Constitué d'une multitude de fontaines et de trois fausses perspectives disposées en patte d'oie, le bosquet originel, tombé en désuétude, a été détruit sous Louis XVI.

Un temps lieu de rencontre des enfants et des nourrices au 19e siècle, il était depuis en «dormance», mais sa végétation avait sévèrement souffert des tempêtes de 1990 et 1999. Il rouvre au public cette semaine et sera accessible toute l'année.

Se glisser dans les pas du célèbre jardinier royal qui a travaillé pour Louis XIV de 1645 à 1700 était un défi de taille pour Louis Benech qui n'avait jamais travaillé à Versailles.

Défi aussi pour Jean-Michel Othoniel qui n'avait jamais collaboré avec un paysagiste, jamais conçu de fontaine, mais avait déjà travaillé dans des jardins, notamment ceux de l'Alhambra à Grenade (Espagne).

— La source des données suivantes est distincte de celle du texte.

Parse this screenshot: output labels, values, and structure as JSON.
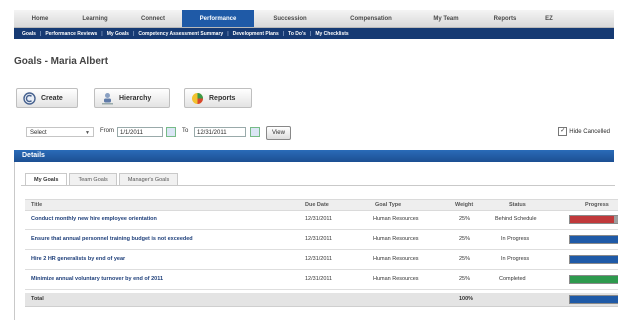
{
  "topnav": {
    "tabs": [
      "Home",
      "Learning",
      "Connect",
      "Performance",
      "Succession",
      "Compensation",
      "My Team",
      "Reports",
      "EZ"
    ]
  },
  "subnav": {
    "items": [
      "Goals",
      "Performance Reviews",
      "My Goals",
      "Competency Assessment Summary",
      "Development Plans",
      "To Do's",
      "My Checklists"
    ]
  },
  "page": {
    "title": "Goals - Maria Albert"
  },
  "actions": {
    "create": "Create",
    "hierarchy": "Hierarchy",
    "reports": "Reports"
  },
  "filters": {
    "select_value": "Select",
    "from_label": "From",
    "from_value": "1/1/2011",
    "to_label": "To",
    "to_value": "12/31/2011",
    "view_label": "View",
    "hide_cancelled_label": "Hide Cancelled",
    "hide_cancelled_checked": true
  },
  "section": {
    "title": "Details"
  },
  "goal_tabs": [
    "My Goals",
    "Team Goals",
    "Manager's Goals"
  ],
  "table": {
    "headers": {
      "title": "Title",
      "due": "Due Date",
      "type": "Goal Type",
      "weight": "Weight",
      "status": "Status",
      "progress": "Progress"
    },
    "rows": [
      {
        "title": "Conduct monthly new hire employee orientation",
        "due": "12/31/2011",
        "type": "Human Resources",
        "weight": "25%",
        "status": "Behind Schedule",
        "progress": 0.75,
        "color": "#c0393b"
      },
      {
        "title": "Ensure that annual personnel training budget is not exceeded",
        "due": "12/31/2011",
        "type": "Human Resources",
        "weight": "25%",
        "status": "In Progress",
        "progress": 0.85,
        "color": "#1f5aa7"
      },
      {
        "title": "Hire 2 HR generalists by end of year",
        "due": "12/31/2011",
        "type": "Human Resources",
        "weight": "25%",
        "status": "In Progress",
        "progress": 0.85,
        "color": "#1f5aa7"
      },
      {
        "title": "Minimize annual voluntary turnover by end of 2011",
        "due": "12/31/2011",
        "type": "Human Resources",
        "weight": "25%",
        "status": "Completed",
        "progress": 1.0,
        "color": "#2e9a4e"
      }
    ],
    "total": {
      "label": "Total",
      "weight": "100%",
      "progress": 0.85,
      "color": "#1f5aa7"
    }
  }
}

Louis Benech a créé sur une moitié de la clairière de 1,5 ha deux bassins, l'un en longueur (150 m), l'autre plus petit et légèrement surélevé comme une scène. Loin de tout pastiche, les deux plans d'eau sont retenus par des panneaux d'acier corten (patiné).

Dominant les bassins, un chemin fait le tour du bosquet, offrant «des surprises et des points de vue». «Nous avons voulu faire un jardin de méditation», dit Jean-Michel Othoniel.

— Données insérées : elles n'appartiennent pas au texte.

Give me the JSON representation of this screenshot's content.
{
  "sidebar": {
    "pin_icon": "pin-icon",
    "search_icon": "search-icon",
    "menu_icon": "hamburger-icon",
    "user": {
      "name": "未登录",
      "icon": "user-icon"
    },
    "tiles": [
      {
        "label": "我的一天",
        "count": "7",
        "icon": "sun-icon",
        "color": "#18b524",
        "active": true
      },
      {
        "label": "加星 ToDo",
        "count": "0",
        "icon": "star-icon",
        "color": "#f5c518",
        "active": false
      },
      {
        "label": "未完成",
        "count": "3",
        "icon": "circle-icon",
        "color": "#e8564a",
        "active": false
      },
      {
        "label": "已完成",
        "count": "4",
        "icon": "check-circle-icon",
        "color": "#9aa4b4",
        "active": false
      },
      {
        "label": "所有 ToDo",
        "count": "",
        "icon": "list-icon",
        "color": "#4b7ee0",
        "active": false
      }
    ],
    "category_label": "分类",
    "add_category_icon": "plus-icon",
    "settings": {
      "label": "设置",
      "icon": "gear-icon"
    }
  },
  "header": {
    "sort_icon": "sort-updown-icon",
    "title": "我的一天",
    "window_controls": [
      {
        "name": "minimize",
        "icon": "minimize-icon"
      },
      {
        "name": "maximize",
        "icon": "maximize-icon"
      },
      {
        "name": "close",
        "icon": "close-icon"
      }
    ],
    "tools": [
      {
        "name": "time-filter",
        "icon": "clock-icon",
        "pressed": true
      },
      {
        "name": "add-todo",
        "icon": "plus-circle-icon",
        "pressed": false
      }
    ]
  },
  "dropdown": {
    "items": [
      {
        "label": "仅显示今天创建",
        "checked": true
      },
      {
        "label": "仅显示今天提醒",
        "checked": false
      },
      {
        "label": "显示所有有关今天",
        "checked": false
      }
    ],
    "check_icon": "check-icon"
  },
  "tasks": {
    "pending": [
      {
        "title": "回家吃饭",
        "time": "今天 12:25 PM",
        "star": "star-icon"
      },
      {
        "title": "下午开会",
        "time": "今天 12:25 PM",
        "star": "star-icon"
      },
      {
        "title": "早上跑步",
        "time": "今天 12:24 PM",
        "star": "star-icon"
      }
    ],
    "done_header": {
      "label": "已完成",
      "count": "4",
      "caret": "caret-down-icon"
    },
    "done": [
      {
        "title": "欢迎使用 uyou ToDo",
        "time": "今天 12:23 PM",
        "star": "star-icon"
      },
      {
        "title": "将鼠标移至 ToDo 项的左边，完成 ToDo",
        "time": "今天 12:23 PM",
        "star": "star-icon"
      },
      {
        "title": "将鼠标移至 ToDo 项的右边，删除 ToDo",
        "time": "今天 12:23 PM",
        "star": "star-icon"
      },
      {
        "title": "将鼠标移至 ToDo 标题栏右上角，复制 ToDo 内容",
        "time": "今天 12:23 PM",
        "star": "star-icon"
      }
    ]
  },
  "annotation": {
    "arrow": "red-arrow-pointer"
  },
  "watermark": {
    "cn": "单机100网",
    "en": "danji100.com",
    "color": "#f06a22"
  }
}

Quant aux arbres, le paysagiste a retenu des hêtres et des chênes verts, ne dépassant pas les 17 mètres voulus par Le Nôtre et ponctués d'espèces au feuillage dorée (if d'Irlande, tilleul...). Au total, «le bosquet ne compte que 25 espèces de plantes», souligne Louis Benech.

L'alphabet des danses de cour

Si le paysagiste fait écho au génial jardinier royal, c'est le Roi Soleil lui-même qui a inspiré Jean-Michel Othoniel.

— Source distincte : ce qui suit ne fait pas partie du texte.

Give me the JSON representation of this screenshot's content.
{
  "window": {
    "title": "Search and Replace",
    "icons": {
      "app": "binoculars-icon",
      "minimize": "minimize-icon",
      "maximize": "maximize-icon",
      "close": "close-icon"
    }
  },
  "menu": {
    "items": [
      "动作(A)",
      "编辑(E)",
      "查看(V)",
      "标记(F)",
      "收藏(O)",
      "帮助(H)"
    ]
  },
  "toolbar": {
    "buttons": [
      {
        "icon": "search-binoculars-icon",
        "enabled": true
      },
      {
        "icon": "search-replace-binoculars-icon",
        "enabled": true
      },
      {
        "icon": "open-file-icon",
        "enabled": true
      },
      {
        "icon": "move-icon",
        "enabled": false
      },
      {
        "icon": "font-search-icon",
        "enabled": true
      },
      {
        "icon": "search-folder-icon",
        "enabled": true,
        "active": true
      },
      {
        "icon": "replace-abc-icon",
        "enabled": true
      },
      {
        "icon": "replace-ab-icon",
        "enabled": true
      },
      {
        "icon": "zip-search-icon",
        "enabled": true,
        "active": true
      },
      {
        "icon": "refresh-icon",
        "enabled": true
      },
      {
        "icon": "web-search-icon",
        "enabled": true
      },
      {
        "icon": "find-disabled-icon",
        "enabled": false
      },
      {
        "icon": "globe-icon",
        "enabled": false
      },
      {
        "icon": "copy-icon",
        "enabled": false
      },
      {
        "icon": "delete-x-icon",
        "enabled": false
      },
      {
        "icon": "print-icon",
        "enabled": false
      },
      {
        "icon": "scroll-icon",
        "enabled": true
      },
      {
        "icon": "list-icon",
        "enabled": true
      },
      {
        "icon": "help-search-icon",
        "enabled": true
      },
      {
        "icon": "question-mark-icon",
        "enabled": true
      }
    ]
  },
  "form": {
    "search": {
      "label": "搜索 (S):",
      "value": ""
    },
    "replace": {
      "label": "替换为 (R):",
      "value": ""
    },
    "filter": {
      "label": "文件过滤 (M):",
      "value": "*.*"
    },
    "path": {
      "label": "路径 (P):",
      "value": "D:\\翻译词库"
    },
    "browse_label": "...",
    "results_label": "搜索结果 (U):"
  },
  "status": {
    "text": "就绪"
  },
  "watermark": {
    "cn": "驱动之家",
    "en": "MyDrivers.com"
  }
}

«Le jardin tout entier est la description de son pouvoir», souligne-t-il. Louis XIV avait rédigé un guide intitulé «Manière de montrer les jardins de Versailles» où il décrivait les différents parcours.

C'est en faisant le parallèle entre la broderie des parterres du jardin et les danses de cour que le sculpteur va trouver l'inspiration pour ses trois fontaines. «J'ai découvert à la bibliothèque de Boston L'art de décrire la danse rédigé en 1701 par Raoul-Auger Feuillet à la demande de Louis XIV, pour retranscrire et mémoriser les mouvements de danse de cour».

«C'est cet alphabet qui a donné forme à mes sculptures» : des arabesques de grosses perles en verre de Murano (1751 au total) ornées d'une feuille d'or à l'intérieur. Pas question de se lancer dans des verres multicolores, comme pour la bouche du métro Palais Royal à Paris, «l'or était imposé», Versailles oblige, dit Jean-Michel Othoniel.

«La forme des fontaines a imposé un gros travail d'ingénierie, en raison des courbes et des porte-à-faux. Nous avons utilisé des imprimantes 3D pour visualiser le projet», explique le sculpteur.

Il a fait aussi appel à l'art des fontainiers, notamment celui de l'ajutage, ces pièces en étoile placées à l'embouchure de la fontaine et permettant de régler la forme et la force du jet. «L'eau fait partie de la sculpture en la prolongeant».

Jean-Michel Othoniel ne connaissait par Louis Benech qui l'a choisi après avoir constaté dans une exposition au Centre Pompidou que ses sculptures en verre avaient le pouvoir de fasciner les enfants.

Versailles s'est ouvert depuis plusieurs années à l'art contemporain avec des expositions temporaires souvent spectaculaires (Jeff Koons, Takashi Murakami, Giuseppe Penone, Lee Ufan.... et bientôt Anish Kapoor).